Holacracy has been on my radar for the last couple of years as an organizational paradigm that’s worth further exploration. I’ve covered some pieces of it on this blog as well.
I was thrilled to learn that Brian Robertson, Holacracy’s creator, has finally written a book about it, and was really looking forward to reading it:
Holacracy: The New Management System for a Rapidly Changing World
If you have no idea what Holacracy is, I won’t suggest jumping straight to the book, but starting with this short article instead:
Here’s Why You Should Care About Holacracy
The book provides the most holistic, yet still readable, description of what Holacracy is really all about (pun intended). Though it still leaves much to be desired (which we’ll get to in a second), it does a great job illustrating how governance and tactical meetings work and touching on some of the less known aspects of Holacracy such as its approach to strategy and to deadlines, both strongly resonating with me. The aspect that would have probably benefited the most from further exploration is the circle-based org structure. It doesn’t address some of the key org design challenges that exist in traditional hierarchical structures, like the need to alternate organization and focus by function, product/service and customer/region. It also enacts a meaningful organizational constraints that doesn’t get acknowledged: if each sub-circle is represented in governance and tactical meetings by both a lead-link and a rep-link, it puts the limit on the number of sub-circles within a circle at about 4-5. Otherwise the number of people attending the meeting quickly jumps to over 10 people, which makes them exponentially more challenging to run.
Sadly, my high level takeaway is that Holacracy is an exciting but incomplete paradigm. And there’s some reason for pessimism since this omission was made by design. Let me explain:
Many of the principles and concepts that Holacracy is based on and consists of strongly resonate with me: roles as living and evolving entities, the radical distribution of authority through the circles-based org structure, the unique and highly effective governance and tactical meeting structure, even thinking about strategy as a set of heuristics rather than a high-level, executable plan.

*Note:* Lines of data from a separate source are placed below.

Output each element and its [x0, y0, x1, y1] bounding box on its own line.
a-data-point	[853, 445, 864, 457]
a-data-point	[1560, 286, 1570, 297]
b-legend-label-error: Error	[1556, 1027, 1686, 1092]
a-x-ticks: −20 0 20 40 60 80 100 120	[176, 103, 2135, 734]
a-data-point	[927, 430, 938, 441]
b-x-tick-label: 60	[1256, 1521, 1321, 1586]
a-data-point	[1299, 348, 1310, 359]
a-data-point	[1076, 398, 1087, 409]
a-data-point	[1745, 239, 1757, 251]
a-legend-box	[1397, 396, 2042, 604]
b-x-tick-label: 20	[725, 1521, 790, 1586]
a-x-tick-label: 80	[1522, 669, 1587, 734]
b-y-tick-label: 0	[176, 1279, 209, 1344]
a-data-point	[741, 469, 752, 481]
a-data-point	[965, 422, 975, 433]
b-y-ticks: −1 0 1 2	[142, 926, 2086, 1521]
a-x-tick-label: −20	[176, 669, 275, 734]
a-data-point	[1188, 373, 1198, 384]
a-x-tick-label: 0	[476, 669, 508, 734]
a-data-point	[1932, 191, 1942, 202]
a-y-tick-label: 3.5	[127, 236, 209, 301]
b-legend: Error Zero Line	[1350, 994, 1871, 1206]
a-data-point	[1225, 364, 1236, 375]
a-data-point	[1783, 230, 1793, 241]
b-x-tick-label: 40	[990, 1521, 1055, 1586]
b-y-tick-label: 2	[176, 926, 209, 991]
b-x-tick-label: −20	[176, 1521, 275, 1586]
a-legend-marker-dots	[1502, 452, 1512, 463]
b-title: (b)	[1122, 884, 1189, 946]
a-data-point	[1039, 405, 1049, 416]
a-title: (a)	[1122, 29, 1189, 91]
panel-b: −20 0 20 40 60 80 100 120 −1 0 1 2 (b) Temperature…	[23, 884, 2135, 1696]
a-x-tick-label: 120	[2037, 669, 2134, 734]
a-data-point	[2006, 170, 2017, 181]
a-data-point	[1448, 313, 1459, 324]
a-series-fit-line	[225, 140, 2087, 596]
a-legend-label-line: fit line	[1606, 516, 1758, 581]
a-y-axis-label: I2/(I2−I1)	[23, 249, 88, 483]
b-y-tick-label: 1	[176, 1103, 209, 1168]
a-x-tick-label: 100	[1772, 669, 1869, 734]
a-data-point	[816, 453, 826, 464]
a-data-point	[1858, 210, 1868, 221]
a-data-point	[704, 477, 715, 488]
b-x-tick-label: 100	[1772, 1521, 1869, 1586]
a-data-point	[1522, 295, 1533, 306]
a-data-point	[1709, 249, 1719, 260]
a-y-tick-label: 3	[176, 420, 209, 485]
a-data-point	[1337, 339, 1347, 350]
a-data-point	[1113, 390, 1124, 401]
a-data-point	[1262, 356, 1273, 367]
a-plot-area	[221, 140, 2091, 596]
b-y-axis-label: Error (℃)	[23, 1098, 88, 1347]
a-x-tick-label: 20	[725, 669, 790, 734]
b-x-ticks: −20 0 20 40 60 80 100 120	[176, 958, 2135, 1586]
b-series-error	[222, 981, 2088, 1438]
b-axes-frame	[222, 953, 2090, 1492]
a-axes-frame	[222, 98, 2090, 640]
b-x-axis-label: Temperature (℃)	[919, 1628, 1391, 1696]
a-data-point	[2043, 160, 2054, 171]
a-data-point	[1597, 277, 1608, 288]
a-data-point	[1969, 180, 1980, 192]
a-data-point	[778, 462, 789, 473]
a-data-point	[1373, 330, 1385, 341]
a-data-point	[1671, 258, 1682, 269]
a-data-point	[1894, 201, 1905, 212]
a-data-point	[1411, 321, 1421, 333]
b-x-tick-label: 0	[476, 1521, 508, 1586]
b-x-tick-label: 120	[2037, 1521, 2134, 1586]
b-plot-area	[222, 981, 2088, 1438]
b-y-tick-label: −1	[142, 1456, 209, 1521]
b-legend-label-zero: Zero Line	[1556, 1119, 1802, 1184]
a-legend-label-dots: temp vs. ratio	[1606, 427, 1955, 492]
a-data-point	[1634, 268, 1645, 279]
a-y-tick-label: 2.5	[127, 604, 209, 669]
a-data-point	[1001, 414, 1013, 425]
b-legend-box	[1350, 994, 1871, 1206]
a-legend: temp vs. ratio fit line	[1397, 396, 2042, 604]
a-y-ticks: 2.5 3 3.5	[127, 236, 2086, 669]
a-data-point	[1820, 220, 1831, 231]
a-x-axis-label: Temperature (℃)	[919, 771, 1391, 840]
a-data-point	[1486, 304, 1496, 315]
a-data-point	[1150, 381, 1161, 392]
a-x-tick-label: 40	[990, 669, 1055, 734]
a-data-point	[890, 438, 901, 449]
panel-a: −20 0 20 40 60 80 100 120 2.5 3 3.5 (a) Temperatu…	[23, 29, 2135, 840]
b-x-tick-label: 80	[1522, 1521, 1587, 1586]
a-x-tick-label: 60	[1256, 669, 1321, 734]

The one principle that Holacracy takes too far, in my opinion, is the decoupling of “role from soul”. Holacracy accurately observes that under the traditional paradigm, four “spaces” are too tightly coupled: the person space, the role space, the tribe space and the organization space. A good example is the traditional manager’s job being simultaneously responsible for both for the business outcomes accomplished by her employee (role space) and her employee’s professional growth and development (person space). The solution that Holacracy prescribes is radical decoupling, ignoring the fact that in cases of extreme decoupling, misalignment will lead to chaos. Holacracy explicitly takes the “human spaces” (left column, person+tribe) out of scope:
Or, to use a more familiar diagram to the readers of this blog:
Dealing with “human spaces” problems such as hiring/firing, compensation, growth, etc. is not part of the Holacracy “operating systems” but mere “add-ons/apps” that each business should figure out on its own, once they adopt Holacracy. Yet at the same time, it’s been acknowledged that Holacracy is at odds with traditional “human spaces” solutions, and the friction between the two is a key cause for some companies attempting to adopt Holacracy but failing to successfully do so. To go back to our manager example, Holacracy offers clear guidance on what to do with half of her traditional responsibilities, but leaves practitioners completely on their own about the other half. To me, that sounds like a classic case of mistaking a bug for a feature.
A fix for this bug, would require viewing the organization as a sociotechnical system, acknowledging that it has a human component that cannot be fully decoupled. The human systems that align with the process components of Holacracy have to be an integral part of the Holacracy “operating system” rather than an add-on “app”.
Note that none of this invalidates any other principles and concepts that are already an integral part of Holacracy. I am confident that Holacracy is a superior organizational paradigm compared to the traditional one. I’m just disappointed that its creators decided to “call it done” and draw the operating system/apps line where they did. I fear that only addressing half of the problem space will have a substantial negative impact on its adoption (and success) rate. To use another software metaphor, they seem to be building the right product, I’m just not sure they have a Minimum Viable Product. Yet.